三、被告は、原告と訴外永井間の裁判上の和解により確認された以外の原告の訴外永井に対する債権は一切消滅し、取消権をも放棄したと主張する。

(一)  なるほど<証拠>によれば、原告は、昭和四一年一〇月一三日訴外永井に対し、原告の本訴請求原因一の(一)ないし(五)の事実に基く合計金二五五万六五五円の損害賠償請求の訴(当庁昭和四一年(ワ)第九八四八号)を提起し、昭和四三年四月一五日左記内容(要旨)の裁判上の和解が成立したことが認められる。

(イ)  訴外永井は原告に対し合計金二五五万六五五円の債務があることを確認し、内金五〇万円は当日原告代理人に支払を了し、残金は昭和四三年四月から昭和五四年七月までの間毎月金一万五、〇〇〇円(最終回は金一万六五五円)を支払う。

(ロ)  原告は被告に対して、本和解条項に掲げた以外には何等の請求権のないことを確認した。

(二)  しかし右和解条項の内容、事件の訴訟物ならびに原告代表者伊藤利次本人尋問の結果によって認められる右和解までの経緯(原告が訴外永井の不正行為に気付いて調査したところ昭和三九年一二月二日当時原告の請求原因一の(六)、(七)の債権及び同二の仮払金及び貸金債権の合計金一、六〇六万一三二円が判明したので、これを訴外永井に確かめたところ、その債権以外はないというので、この分については告訴しないが、若し他にあったときは告訴するとのことでこれが債務確認書(甲第一号証)を作成した。しかしその後更に請求原因一の(一)ないし(五)の事実が判明したのでこれを告訴したところ、和解して告訴を取下げるよう勧告された。そこで原告と訴外永井は、右告訴の対象事実についてのみ和解して告訴を取下げることとして右裁判上の和解をなした。)を併せ考えると、右裁判上の和解において他に債権のないことを確認した条項は、同時に請求した利息債権等に関する規定であって、訴訟物以外の債権に関してまで合意したものとは認められない。又右和解から、直ちに原告が債権者取消権を放棄したものとみることもできない。

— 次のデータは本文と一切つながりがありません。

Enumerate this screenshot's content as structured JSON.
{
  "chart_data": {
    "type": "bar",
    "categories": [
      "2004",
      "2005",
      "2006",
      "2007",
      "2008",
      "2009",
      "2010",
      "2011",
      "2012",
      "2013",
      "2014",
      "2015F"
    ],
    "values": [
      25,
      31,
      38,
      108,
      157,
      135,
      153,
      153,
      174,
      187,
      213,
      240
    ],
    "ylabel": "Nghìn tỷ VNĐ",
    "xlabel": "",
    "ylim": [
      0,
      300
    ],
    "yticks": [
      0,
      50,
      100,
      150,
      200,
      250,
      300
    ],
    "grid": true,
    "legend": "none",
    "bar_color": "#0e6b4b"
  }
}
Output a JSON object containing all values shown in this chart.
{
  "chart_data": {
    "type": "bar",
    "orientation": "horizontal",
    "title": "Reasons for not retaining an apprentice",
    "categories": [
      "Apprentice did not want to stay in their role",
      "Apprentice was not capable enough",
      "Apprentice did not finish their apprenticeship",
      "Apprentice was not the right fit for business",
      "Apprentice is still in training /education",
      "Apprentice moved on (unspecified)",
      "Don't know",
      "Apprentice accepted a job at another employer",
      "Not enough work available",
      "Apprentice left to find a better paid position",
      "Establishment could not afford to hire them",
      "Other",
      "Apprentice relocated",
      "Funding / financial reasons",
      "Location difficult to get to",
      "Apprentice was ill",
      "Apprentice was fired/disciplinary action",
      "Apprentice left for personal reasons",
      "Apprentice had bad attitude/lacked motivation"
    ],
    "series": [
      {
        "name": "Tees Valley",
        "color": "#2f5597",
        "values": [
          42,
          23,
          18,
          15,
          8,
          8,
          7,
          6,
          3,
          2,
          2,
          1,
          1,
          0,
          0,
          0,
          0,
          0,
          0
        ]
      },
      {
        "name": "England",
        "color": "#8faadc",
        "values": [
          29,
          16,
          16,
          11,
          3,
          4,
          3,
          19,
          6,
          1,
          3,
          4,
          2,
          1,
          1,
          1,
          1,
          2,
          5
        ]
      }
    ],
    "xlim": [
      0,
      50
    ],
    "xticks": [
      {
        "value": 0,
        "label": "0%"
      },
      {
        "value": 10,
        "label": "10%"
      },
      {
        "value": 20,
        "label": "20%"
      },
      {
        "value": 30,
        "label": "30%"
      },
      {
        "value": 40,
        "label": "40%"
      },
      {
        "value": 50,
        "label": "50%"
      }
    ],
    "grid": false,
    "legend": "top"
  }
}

四、被告は、訴外永井は現在十分資力を回復したので債権者取消権は消滅したというけれども、これを認めるに足る適確な証拠はない。

従って、訴外永井が本件土地建物につき、被告に対してなした抵当権設定、代物弁済予約ならびに賃借権設定契約は債権者を害するものというべく、これが取消を求める原告の請求は理由がある。そして右契約が取消された以上、これを原因としてなされた被告の所有権移転請求権保全の仮登記及びこれに基く本登記も又効力を有しないものであるから、被告は原告に対し右各登記を抹消する義務がある。

五、よって原告の本訴請求は正当としてこれを認容する。<以下省略>。